The ruling sides with Attorney General Lori Swanson, who filed suit against Integrity Advance, LLC in Delaware in 2011. The company made 1,269 payday loans to Minnesota borrowers at annual interest rates of up to 1,369 percent.
In 2013, a district court concluded that the company violated Minnesota's payday lending statutes "many thousands of times" and awarded $7 million in statutory damages and civil penalties to the state. The company appealed to the Supreme Court, arguing that the state payday lending law was unconstitutional when applied to online lenders based in other states.
In Wednesday's opinion by Justice David Stras, the court rejected that argument, holding that Minnesota's payday lending law is constitutional.

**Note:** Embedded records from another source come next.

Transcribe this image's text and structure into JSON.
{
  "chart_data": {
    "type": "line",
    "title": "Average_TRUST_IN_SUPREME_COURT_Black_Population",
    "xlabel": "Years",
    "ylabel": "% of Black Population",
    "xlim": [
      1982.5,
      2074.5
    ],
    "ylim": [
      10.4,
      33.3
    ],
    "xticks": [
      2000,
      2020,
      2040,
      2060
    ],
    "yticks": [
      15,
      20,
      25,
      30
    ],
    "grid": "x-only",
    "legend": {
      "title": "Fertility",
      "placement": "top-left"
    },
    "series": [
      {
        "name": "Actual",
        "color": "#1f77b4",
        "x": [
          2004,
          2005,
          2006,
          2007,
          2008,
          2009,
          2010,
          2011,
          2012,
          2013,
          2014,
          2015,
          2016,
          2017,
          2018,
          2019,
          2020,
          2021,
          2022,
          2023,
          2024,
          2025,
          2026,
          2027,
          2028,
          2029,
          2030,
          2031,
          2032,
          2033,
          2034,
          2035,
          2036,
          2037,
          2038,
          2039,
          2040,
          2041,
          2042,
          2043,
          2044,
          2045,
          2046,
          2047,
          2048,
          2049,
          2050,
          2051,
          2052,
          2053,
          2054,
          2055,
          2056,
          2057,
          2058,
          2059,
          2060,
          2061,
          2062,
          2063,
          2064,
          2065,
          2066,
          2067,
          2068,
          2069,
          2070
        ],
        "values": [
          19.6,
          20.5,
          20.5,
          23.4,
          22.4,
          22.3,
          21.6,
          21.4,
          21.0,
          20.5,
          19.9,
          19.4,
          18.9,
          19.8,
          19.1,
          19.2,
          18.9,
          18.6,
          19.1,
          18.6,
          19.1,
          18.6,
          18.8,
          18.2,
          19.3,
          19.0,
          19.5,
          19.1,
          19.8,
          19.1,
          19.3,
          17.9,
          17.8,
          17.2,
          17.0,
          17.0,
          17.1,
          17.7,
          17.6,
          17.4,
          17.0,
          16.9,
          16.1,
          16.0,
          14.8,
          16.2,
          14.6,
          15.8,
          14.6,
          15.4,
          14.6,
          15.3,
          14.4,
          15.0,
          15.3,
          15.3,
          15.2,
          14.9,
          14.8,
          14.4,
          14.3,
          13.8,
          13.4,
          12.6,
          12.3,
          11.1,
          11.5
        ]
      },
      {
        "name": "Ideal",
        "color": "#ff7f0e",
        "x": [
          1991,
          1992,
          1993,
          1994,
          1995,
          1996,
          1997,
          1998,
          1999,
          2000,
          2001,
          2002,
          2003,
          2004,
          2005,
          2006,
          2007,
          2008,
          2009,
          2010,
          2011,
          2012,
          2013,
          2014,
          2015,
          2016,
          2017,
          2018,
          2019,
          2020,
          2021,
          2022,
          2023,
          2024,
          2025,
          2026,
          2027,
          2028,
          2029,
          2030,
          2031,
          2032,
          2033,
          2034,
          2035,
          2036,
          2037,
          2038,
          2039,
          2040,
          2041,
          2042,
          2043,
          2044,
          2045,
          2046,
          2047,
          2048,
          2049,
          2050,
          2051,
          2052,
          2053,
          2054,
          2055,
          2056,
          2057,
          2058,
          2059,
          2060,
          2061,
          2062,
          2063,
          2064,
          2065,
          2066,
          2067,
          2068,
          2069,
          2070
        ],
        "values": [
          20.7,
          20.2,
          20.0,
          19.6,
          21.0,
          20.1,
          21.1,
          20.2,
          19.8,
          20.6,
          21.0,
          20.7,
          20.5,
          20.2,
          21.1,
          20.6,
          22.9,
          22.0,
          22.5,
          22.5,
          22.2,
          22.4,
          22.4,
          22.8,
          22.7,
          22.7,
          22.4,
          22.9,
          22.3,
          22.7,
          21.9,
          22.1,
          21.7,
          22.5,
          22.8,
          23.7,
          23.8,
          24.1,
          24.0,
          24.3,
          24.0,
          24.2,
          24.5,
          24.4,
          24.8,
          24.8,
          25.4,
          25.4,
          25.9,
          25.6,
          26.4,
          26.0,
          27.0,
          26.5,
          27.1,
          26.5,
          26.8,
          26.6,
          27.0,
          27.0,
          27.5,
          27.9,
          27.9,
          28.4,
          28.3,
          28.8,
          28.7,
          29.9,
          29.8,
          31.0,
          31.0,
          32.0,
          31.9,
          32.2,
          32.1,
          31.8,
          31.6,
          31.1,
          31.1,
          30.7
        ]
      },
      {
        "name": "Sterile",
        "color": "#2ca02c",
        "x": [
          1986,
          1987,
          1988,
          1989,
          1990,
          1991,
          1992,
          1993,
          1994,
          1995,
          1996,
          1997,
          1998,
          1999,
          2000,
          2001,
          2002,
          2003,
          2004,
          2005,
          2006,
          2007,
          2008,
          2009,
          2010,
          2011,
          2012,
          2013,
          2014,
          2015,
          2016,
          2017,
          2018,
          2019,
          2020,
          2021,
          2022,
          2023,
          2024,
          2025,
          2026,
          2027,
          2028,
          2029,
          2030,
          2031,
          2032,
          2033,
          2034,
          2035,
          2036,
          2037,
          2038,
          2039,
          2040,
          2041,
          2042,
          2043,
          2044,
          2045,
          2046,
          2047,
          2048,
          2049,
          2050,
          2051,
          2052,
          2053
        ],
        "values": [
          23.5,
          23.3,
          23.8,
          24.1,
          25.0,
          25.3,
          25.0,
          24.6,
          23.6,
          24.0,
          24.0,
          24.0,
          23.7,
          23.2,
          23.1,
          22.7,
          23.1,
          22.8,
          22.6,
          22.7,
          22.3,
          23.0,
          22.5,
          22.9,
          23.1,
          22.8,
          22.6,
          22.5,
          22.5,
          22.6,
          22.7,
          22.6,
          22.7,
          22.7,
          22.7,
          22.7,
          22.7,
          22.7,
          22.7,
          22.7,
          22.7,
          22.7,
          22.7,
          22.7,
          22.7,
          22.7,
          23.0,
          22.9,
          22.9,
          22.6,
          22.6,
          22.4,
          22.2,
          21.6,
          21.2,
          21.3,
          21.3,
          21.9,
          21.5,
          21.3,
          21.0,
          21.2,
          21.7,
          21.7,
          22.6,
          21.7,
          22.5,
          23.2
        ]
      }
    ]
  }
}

"Unlicensed Internet payday lenders charge astronomical interest rates to cash-strapped Minnesota borrowers in contravention of our state payday lending laws. Today's ruling signals to these online lenders that they must abide by state law, just like other "bricks and mortar" lenders must," Swanson said.
The ruling is significant as more commerce moves to the Internet. Minnesota has been a leader in combating online payday lenders, which can charge extremely high interest rates. Swanson has filed eight lawsuits against online lenders since 2010 and has obtained judgments or settlements in all of them.
The benefit of payday loans is that they allow borrowers to pay their basic living expenses in advance of their next paycheck. However, many borrowers rely on the loans as their main source of long-term credit and don't repay them on time, incurring extra charges.
State law requires payday lenders to be licensed with the Minnesota Department of Commerce. It caps the interest rates they may charge and prohibits them from using the proceeds of one payday loan to pay off another.